I cambiamenti climatici colpiscono i piccoli agricoltori, Kheyti li aiuta a ridurre i rischi

La startup indiana Keythi sviluppa soluzioni per proteggere i piccoli agricoltori dagli impatti dei cambiamenti climatici e a migliorare condizioni e rese dei raccolti

cambiamenti climatici
Credits: Earthshot Prize 2022 – Kheyti

Kheyti ha vinto l’Earthshot Prize 2022

(Rinnovabili.it) – In tutto il mondo ci sono 570 milioni di aziende agricole, l’80% delle quali gestita da piccoli agricoltori che combattono ogni giorno con gli effetti dei cambiamenti climatici.
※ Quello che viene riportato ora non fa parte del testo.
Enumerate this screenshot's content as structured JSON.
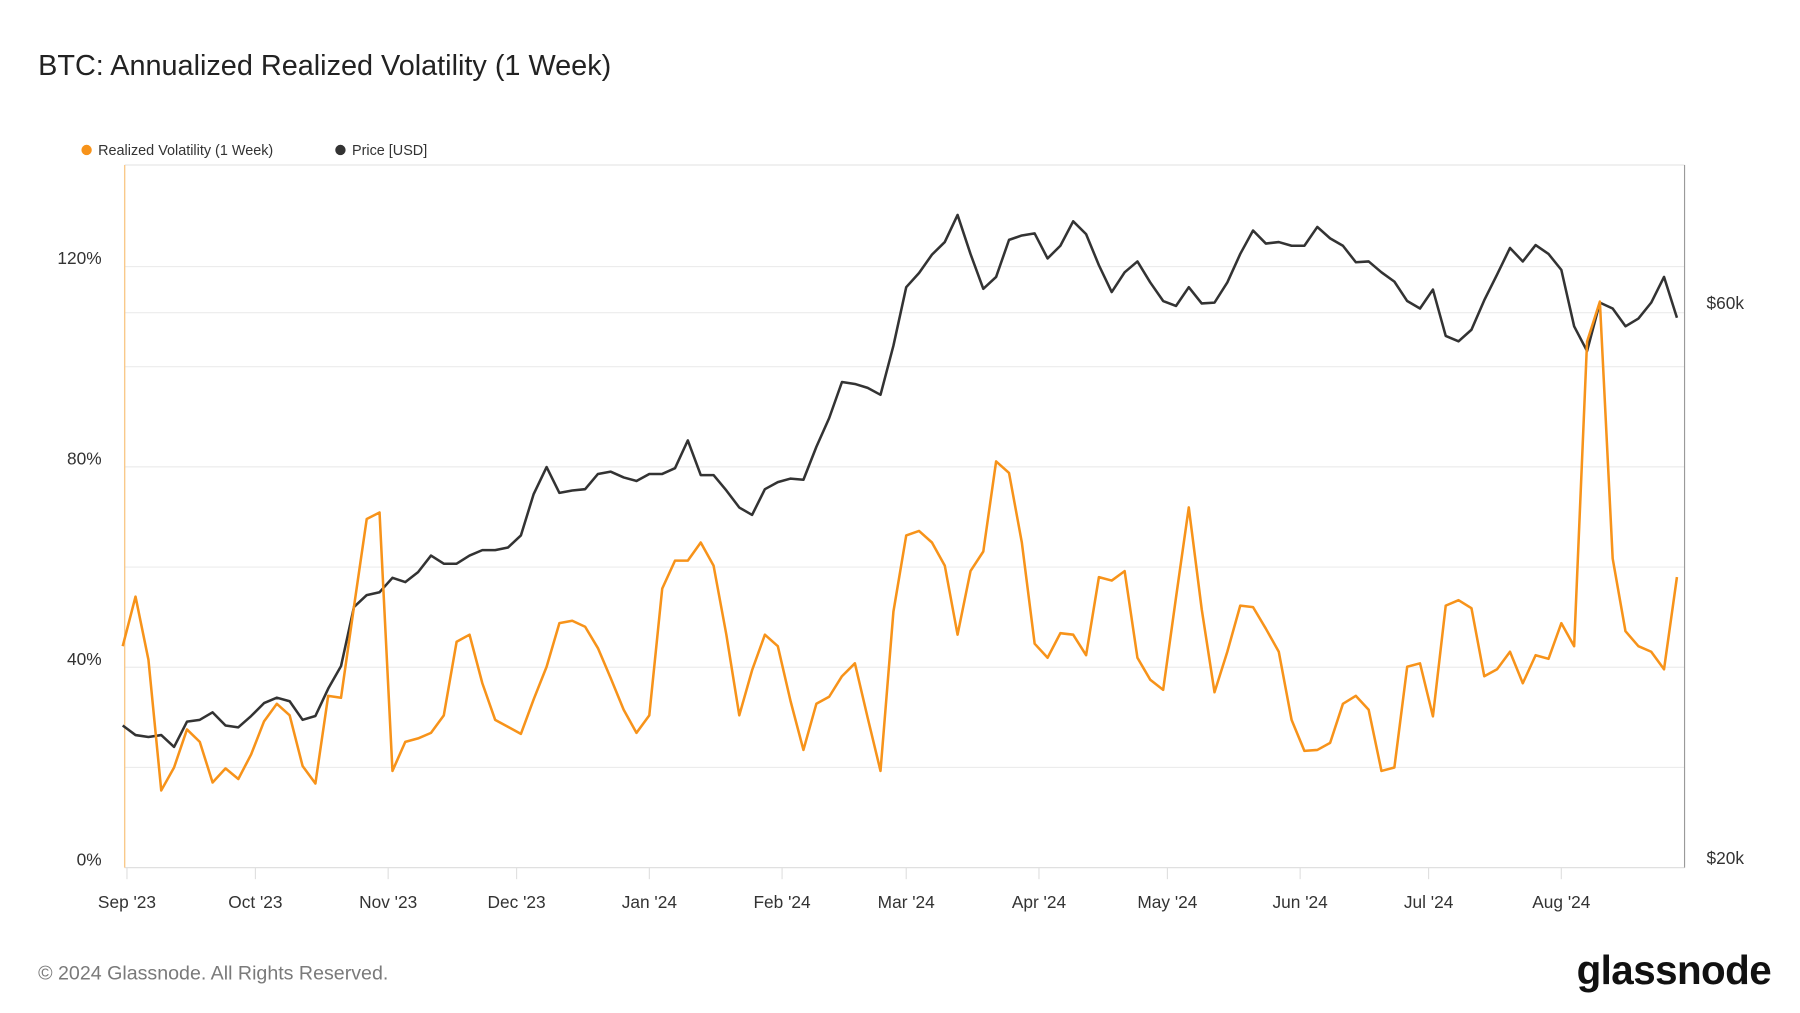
{
  "header": {
    "title": "BTC: Annualized Realized Volatility (1 Week)"
  },
  "footer": {
    "copyright": "© 2024 Glassnode. All Rights Reserved.",
    "logo": "glassnode"
  },
  "colors": {
    "volatility": "#f7931a",
    "price": "#333333",
    "grid": "#ececec"
  },
  "chart_data": {
    "type": "line",
    "title": "BTC: Annualized Realized Volatility (1 Week)",
    "legend": {
      "placement": "top-left",
      "items": [
        "Realized Volatility (1 Week)",
        "Price [USD]"
      ]
    },
    "grid": true,
    "x_ticks": [
      "Sep '23",
      "Oct '23",
      "Nov '23",
      "Dec '23",
      "Jan '24",
      "Feb '24",
      "Mar '24",
      "Apr '24",
      "May '24",
      "Jun '24",
      "Jul '24",
      "Aug '24"
    ],
    "x_tick_dates": [
      "2023-09-01",
      "2023-10-01",
      "2023-11-01",
      "2023-12-01",
      "2024-01-01",
      "2024-02-01",
      "2024-03-01",
      "2024-04-01",
      "2024-05-01",
      "2024-06-01",
      "2024-07-01",
      "2024-08-01"
    ],
    "xlim": [
      "2023-08-31",
      "2024-08-30"
    ],
    "y_left": {
      "ticks": [
        "0%",
        "40%",
        "80%",
        "120%"
      ],
      "tick_values": [
        0,
        40,
        80,
        120
      ],
      "range": [
        0,
        140
      ],
      "unit": "%"
    },
    "y_right": {
      "ticks": [
        "$20k",
        "$60k"
      ],
      "tick_values": [
        20000,
        60000
      ],
      "scale": "log",
      "range": [
        20000,
        76000
      ]
    },
    "x": [
      "2023-08-31",
      "2023-09-03",
      "2023-09-06",
      "2023-09-09",
      "2023-09-12",
      "2023-09-15",
      "2023-09-18",
      "2023-09-21",
      "2023-09-24",
      "2023-09-27",
      "2023-09-30",
      "2023-10-03",
      "2023-10-06",
      "2023-10-09",
      "2023-10-12",
      "2023-10-15",
      "2023-10-18",
      "2023-10-21",
      "2023-10-24",
      "2023-10-27",
      "2023-10-30",
      "2023-11-02",
      "2023-11-05",
      "2023-11-08",
      "2023-11-11",
      "2023-11-14",
      "2023-11-17",
      "2023-11-20",
      "2023-11-23",
      "2023-11-26",
      "2023-11-29",
      "2023-12-02",
      "2023-12-05",
      "2023-12-08",
      "2023-12-11",
      "2023-12-14",
      "2023-12-17",
      "2023-12-20",
      "2023-12-23",
      "2023-12-26",
      "2023-12-29",
      "2024-01-01",
      "2024-01-04",
      "2024-01-07",
      "2024-01-10",
      "2024-01-13",
      "2024-01-16",
      "2024-01-19",
      "2024-01-22",
      "2024-01-25",
      "2024-01-28",
      "2024-01-31",
      "2024-02-03",
      "2024-02-06",
      "2024-02-09",
      "2024-02-12",
      "2024-02-15",
      "2024-02-18",
      "2024-02-21",
      "2024-02-24",
      "2024-02-27",
      "2024-03-01",
      "2024-03-04",
      "2024-03-07",
      "2024-03-10",
      "2024-03-13",
      "2024-03-16",
      "2024-03-19",
      "2024-03-22",
      "2024-03-25",
      "2024-03-28",
      "2024-03-31",
      "2024-04-03",
      "2024-04-06",
      "2024-04-09",
      "2024-04-12",
      "2024-04-15",
      "2024-04-18",
      "2024-04-21",
      "2024-04-24",
      "2024-04-27",
      "2024-04-30",
      "2024-05-03",
      "2024-05-06",
      "2024-05-09",
      "2024-05-12",
      "2024-05-15",
      "2024-05-18",
      "2024-05-21",
      "2024-05-24",
      "2024-05-27",
      "2024-05-30",
      "2024-06-02",
      "2024-06-05",
      "2024-06-08",
      "2024-06-11",
      "2024-06-14",
      "2024-06-17",
      "2024-06-20",
      "2024-06-23",
      "2024-06-26",
      "2024-06-29",
      "2024-07-02",
      "2024-07-05",
      "2024-07-08",
      "2024-07-11",
      "2024-07-14",
      "2024-07-17",
      "2024-07-20",
      "2024-07-23",
      "2024-07-26",
      "2024-07-29",
      "2024-08-01",
      "2024-08-04",
      "2024-08-07",
      "2024-08-10",
      "2024-08-13",
      "2024-08-16",
      "2024-08-19",
      "2024-08-22",
      "2024-08-25",
      "2024-08-28"
    ],
    "series": [
      {
        "name": "Realized Volatility (1 Week)",
        "axis": "left",
        "unit": "%",
        "values": [
          44.2,
          54.1,
          41.5,
          15.4,
          20.0,
          27.6,
          25.1,
          17.0,
          19.8,
          17.7,
          22.6,
          29.2,
          32.7,
          30.4,
          20.3,
          16.8,
          34.3,
          33.9,
          52.0,
          69.6,
          70.9,
          19.3,
          25.1,
          25.8,
          26.9,
          30.4,
          45.1,
          46.5,
          36.8,
          29.5,
          28.1,
          26.7,
          33.6,
          40.1,
          48.8,
          49.3,
          48.1,
          43.8,
          37.8,
          31.5,
          26.9,
          30.4,
          55.7,
          61.3,
          61.3,
          64.9,
          60.3,
          46.5,
          30.4,
          39.4,
          46.5,
          44.2,
          33.2,
          23.5,
          32.7,
          34.1,
          38.2,
          40.8,
          29.9,
          19.3,
          51.1,
          66.3,
          67.2,
          64.9,
          60.3,
          46.5,
          59.2,
          63.1,
          81.1,
          78.8,
          64.9,
          44.7,
          41.9,
          46.8,
          46.5,
          42.4,
          58.0,
          57.3,
          59.2,
          41.9,
          37.5,
          35.5,
          53.9,
          71.9,
          51.6,
          35.0,
          43.1,
          52.3,
          52.0,
          47.7,
          43.1,
          29.5,
          23.3,
          23.5,
          24.9,
          32.7,
          34.3,
          31.5,
          19.3,
          20.0,
          40.1,
          40.8,
          30.2,
          52.3,
          53.4,
          51.8,
          38.2,
          39.6,
          43.1,
          36.8,
          42.4,
          41.7,
          48.8,
          44.2,
          105.0,
          113.0,
          61.7,
          47.2,
          44.2,
          43.1,
          39.6,
          58.0
        ]
      },
      {
        "name": "Price [USD]",
        "axis": "right",
        "unit": "USD",
        "values": [
          26500,
          26000,
          25900,
          26000,
          25400,
          26700,
          26800,
          27200,
          26500,
          26400,
          27000,
          27700,
          28000,
          27800,
          26800,
          27000,
          28500,
          29800,
          33500,
          34300,
          34500,
          35500,
          35200,
          35900,
          37100,
          36500,
          36500,
          37100,
          37500,
          37500,
          37700,
          38600,
          41900,
          44200,
          42000,
          42200,
          42300,
          43600,
          43800,
          43300,
          43000,
          43600,
          43600,
          44100,
          46600,
          43500,
          43500,
          42200,
          40800,
          40200,
          42300,
          42900,
          43200,
          43100,
          46000,
          48700,
          52300,
          52100,
          51700,
          51000,
          56200,
          63100,
          64900,
          67300,
          69000,
          72800,
          67400,
          62900,
          64400,
          69300,
          69900,
          70200,
          66800,
          68500,
          71900,
          70100,
          65900,
          62500,
          65000,
          66400,
          63700,
          61400,
          60800,
          63100,
          61100,
          61200,
          63700,
          67400,
          70600,
          68800,
          69000,
          68500,
          68500,
          71100,
          69500,
          68500,
          66300,
          66400,
          65000,
          63800,
          61400,
          60500,
          62800,
          57300,
          56700,
          58000,
          61500,
          64700,
          68200,
          66400,
          68600,
          67400,
          65300,
          58400,
          55600,
          61200,
          60500,
          58400,
          59300,
          61200,
          64400,
          59400
        ]
      }
    ]
  }
}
Solo in India sono 100 milioni e la nazione è tra le più colpite dagli effetti devastanti del climate change: già quest’anno una feroce ondata di calore ha rovinato una larga parte dei raccolti. L’azienda indiana Kheyti pensa proprio a loro, sviluppando sistemi che ne tutelino i raccolti e li aiutino ad aumentare le rese, come le serre in scatola che le sono valse il premio per la sezione “Proteggere e ripristinare la natura” dell’Earthshot Prize

“Siamo onorati di essere stati riconosciuti dal Earthshot Prize quest’anno – ha detto Kaushik Kappagantulu, co-fondatore e CEO di Kheyti. – Il mondo dipende dai suoi piccoli agricoltori e tuttavia le loro vite sono tra le più difficili sulla terra. Il nostro Greenhouse-in-a-Box sta dando potere agli agricoltori in India oggi. I passi che abbiamo già intrapreso a Kheyti stanno ora costruendo per cambiare la vita degli agricoltori su larga scala.”

La serra in scatola che aiuta i piccoli agricoltori con i cambiamenti climatici

La serra in scatola è progettata per i piccoli agricoltori, si tratta di uno strumento in grado di mettere a riparo i raccolti sia dagli effetti devastanti dei cambiamenti climatici sia da altri elementi imprevisti come parassiti. Oltre a fornire soluzioni logistiche, la startup si occupa di garantire  formazione agli agricoltori per supportarli e far crescere i loro raccolti e rendere le proprie serre più efficaci possibile. 

Gli effetti sono innegabili, visto che le piante coltivate in serra richiedono fino al 98% in meno di acqua rispetto a quelle che crescono all’aperto, e riescono a rendere fino a sette volte di più: meno acqua e meno pesticidi vuol dire anche meno impatti dell’agricoltura sulla salute del pianeta. La diffusione di questi strumenti potrebbe portare a raddoppiare le rese e di conseguenza i redditi degli agricoltori, così da consentire loro più investimenti volti a migliorare le loro imprese.

Al momento sono 1.000 le imprese che, in 6 stati dell’India, hanno adottato una serra Kheyti, 1.500 gli agricoltori iscritti al programma, ma l’obiettivo è arrivare a 50.000 entro il 2027.